[Samba] recycle: ... returned No such file or directory

Linda W samba at tlinx.org
Sat May 10 02:59:30 MDT 2014


Helmut Hullen wrote:
> Hallo, Linda,
> Just for the record:
>         grep charset /etc/samba/smb.conf
> tells on my system (since many years, from 3.0.x to now 4.1.6)
>         dos charset = CP1252
> and     testparm -sv 2>/dev/null | grep charset
> tells   dos charset = CP1252
>         unix charset = UTF-8
> The unix charset is (as "testparm -sv" tells) pr-set to UTF-8
>   
----
    That's the default according to the manpage.

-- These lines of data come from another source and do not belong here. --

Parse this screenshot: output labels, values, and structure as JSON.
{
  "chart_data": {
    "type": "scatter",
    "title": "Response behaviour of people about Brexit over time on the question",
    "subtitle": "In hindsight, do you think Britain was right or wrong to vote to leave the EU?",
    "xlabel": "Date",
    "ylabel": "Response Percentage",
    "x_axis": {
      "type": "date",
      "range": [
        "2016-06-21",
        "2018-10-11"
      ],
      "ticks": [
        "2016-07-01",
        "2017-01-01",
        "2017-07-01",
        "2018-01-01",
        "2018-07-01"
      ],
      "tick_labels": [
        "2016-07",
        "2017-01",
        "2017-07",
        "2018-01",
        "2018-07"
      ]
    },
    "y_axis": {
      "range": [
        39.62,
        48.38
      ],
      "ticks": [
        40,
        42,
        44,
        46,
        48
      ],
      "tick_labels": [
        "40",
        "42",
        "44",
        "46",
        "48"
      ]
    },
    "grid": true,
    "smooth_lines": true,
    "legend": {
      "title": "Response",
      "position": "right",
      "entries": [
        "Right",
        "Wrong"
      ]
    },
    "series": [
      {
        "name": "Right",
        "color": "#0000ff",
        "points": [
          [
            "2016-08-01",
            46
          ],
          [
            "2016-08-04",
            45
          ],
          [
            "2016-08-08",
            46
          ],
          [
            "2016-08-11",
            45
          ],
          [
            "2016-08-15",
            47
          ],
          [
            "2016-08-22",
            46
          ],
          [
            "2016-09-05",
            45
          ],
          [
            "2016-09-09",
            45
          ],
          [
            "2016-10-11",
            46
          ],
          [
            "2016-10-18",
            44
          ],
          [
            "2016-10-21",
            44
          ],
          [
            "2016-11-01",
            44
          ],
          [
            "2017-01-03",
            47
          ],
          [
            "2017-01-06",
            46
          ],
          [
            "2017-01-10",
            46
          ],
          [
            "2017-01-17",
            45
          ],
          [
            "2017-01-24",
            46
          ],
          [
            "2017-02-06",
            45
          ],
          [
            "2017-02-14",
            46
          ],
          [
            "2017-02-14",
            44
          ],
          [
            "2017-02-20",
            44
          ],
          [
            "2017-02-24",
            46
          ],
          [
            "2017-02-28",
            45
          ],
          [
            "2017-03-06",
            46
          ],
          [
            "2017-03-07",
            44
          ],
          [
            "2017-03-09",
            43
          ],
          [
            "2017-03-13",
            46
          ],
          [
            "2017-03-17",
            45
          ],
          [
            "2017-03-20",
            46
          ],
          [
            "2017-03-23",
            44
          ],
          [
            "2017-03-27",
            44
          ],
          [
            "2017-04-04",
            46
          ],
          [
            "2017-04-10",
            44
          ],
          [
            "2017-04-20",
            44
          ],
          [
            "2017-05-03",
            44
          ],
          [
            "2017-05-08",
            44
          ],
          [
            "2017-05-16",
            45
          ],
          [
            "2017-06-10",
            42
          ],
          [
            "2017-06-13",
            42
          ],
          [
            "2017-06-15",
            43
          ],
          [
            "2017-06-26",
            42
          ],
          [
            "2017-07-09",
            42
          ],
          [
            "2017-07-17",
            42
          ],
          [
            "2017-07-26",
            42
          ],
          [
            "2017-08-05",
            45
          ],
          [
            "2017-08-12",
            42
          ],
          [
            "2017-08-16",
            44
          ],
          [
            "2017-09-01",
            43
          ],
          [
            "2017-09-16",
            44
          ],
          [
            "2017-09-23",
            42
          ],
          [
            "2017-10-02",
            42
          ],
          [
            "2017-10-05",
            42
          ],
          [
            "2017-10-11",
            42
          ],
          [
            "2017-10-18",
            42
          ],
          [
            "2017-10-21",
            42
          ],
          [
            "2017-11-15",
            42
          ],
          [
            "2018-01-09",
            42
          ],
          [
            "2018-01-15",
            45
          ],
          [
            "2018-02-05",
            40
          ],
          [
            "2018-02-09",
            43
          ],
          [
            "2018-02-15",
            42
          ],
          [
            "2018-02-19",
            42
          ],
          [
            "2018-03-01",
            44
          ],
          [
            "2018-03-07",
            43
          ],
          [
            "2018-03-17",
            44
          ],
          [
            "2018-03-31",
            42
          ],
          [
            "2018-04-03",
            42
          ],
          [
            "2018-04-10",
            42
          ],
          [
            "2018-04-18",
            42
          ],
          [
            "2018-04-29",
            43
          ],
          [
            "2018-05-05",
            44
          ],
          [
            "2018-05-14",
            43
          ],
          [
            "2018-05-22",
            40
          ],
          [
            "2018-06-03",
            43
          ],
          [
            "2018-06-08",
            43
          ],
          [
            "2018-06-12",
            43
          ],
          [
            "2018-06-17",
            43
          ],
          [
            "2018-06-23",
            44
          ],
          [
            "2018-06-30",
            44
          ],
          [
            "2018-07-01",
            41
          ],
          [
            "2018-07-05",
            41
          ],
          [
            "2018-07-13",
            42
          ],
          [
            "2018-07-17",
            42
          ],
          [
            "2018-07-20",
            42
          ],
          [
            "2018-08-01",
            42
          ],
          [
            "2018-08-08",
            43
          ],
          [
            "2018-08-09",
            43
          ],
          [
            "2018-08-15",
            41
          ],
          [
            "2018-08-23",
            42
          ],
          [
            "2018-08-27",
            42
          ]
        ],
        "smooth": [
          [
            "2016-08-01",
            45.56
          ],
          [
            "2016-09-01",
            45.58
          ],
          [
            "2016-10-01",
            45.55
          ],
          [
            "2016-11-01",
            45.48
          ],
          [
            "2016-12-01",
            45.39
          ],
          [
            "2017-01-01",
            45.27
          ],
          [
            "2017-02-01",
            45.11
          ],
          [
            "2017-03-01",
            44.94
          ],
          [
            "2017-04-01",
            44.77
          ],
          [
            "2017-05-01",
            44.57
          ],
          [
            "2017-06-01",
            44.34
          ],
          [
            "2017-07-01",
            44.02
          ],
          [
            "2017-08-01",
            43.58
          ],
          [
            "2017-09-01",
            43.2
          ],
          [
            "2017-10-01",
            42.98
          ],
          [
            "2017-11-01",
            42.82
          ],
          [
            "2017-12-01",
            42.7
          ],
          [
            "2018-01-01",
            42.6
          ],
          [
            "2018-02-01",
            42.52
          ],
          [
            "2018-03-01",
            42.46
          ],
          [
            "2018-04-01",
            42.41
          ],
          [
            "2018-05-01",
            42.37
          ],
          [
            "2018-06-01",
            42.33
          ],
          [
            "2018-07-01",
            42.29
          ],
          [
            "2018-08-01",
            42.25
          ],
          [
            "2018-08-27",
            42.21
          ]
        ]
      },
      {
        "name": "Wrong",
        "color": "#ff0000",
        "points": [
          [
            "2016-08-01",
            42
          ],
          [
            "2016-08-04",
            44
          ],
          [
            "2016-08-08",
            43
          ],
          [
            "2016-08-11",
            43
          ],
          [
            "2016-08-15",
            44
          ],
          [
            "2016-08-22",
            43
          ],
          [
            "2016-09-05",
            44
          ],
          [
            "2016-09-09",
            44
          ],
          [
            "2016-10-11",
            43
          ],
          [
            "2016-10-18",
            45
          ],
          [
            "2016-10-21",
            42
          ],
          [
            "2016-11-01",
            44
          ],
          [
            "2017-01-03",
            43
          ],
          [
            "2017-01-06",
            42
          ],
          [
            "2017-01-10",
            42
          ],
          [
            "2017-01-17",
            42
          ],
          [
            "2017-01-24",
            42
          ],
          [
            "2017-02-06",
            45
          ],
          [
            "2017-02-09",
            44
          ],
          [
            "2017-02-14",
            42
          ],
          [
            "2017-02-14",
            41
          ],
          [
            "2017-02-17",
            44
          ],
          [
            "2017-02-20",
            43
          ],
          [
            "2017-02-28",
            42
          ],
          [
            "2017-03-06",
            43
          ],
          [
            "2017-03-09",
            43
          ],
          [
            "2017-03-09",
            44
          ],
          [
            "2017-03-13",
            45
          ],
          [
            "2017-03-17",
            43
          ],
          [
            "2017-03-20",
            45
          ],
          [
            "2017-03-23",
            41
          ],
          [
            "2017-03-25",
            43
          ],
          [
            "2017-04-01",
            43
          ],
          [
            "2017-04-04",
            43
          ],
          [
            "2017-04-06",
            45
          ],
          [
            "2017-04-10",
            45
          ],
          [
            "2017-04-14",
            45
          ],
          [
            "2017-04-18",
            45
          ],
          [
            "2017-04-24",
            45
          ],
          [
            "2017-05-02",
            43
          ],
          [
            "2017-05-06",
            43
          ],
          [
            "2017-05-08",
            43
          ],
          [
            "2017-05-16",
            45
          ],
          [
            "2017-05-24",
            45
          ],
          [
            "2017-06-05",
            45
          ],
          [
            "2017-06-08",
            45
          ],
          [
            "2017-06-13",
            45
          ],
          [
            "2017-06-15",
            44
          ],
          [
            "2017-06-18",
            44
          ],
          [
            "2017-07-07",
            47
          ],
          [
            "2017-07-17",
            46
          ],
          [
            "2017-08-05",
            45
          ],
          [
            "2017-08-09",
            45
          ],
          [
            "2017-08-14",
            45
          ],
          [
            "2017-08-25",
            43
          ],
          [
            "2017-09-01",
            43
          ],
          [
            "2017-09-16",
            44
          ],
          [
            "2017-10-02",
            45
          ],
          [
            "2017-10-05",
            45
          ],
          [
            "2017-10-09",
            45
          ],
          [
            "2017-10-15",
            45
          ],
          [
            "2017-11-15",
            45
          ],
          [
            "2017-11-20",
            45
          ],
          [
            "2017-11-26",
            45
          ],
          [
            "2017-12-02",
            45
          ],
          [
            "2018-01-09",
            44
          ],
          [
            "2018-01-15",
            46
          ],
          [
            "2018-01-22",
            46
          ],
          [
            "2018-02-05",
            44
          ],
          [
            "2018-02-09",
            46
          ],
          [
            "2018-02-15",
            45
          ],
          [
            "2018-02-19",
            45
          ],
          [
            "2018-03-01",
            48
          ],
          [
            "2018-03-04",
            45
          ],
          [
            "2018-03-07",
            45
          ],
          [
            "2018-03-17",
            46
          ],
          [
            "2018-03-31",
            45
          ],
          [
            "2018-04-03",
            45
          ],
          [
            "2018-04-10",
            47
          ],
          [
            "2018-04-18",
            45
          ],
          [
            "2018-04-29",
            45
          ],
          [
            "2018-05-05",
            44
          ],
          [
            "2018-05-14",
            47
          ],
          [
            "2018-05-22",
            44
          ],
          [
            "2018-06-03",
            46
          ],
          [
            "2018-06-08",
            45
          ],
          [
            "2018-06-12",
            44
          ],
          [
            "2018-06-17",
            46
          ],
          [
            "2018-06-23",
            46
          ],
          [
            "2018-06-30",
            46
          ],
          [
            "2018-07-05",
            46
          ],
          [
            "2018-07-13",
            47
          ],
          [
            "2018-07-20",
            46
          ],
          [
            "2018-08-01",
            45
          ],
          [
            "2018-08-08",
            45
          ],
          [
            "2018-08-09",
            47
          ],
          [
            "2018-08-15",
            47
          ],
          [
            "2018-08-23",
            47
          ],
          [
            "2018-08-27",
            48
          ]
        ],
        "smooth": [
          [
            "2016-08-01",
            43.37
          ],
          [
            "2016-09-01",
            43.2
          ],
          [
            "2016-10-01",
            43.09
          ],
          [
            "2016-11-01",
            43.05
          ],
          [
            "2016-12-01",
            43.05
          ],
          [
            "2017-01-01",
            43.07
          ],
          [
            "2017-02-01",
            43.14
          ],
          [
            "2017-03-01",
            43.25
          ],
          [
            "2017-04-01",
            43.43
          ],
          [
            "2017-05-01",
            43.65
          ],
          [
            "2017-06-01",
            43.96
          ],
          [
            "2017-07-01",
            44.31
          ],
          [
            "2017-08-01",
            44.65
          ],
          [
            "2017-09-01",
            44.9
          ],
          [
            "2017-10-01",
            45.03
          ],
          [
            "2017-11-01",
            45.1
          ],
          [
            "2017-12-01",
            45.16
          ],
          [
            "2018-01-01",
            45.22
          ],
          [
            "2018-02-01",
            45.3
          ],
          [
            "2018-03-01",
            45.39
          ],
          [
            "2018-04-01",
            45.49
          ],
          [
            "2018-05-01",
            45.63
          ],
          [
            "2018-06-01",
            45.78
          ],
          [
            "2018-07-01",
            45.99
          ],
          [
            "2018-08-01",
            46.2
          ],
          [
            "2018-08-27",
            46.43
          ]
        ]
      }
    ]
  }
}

> What does your option "display charset"?
>   
====
Here, let let me do a "man smb.conf" for you... ....um...  here we are:

      display charset (G)

           Specifies the charset that samba will use to print messages to
           stdout and stderr. The default value is "LOCALE", which means
           automatically set, depending on the current locale. The value
           should generally be the same as the value of the parameter unix
           charset.

           Default: display charset = "LOCALE" or "ASCII" (depending on the
           system)

           Example: display charset = UTF8

=============

As for your putting "dos charset" in your smb.conf:

    dos charset (G)

           DOS SMB clients assume the server has the same charset as 
they do.
           This option specifies which charset Samba should talk to DOS
           clients.

           The default depends on which charsets you have installed. Samba
           tries to use charset 850 but falls back to ASCII in case it 
is not
           available. Run testparm(1) to check the default on your system.

           No default
---------------

    I.e. it's used for dos SMB clients.  Are you running DOS as well?
It just seemed odd to see it and I didn't know if there was any software 
that
was using it when most linux systems use UTF-8 today.  If samba, for some
obscure reason thought it was talking to a DOS client, it might try to 
encode for it, but
that client was really running UTF8, it might cause odd behavior.

    I don't hear of many people using DOS these days, so keeping around
outdated settings could exercise code paths not widely tested.  It would 
seem
reasonable to remove it, but having files suddenly "reappear after being 
deleted"?

That's pretty weird, but I know ZFS is good about keeping backups of 
things in
snapshots and good with deduplication -- so if it was acting up or 
misconfigured, it's
the only thing I could think of that might restore a backup of a file 
"out of thin air"...
(not that it should usually do that, but... of all the variables...).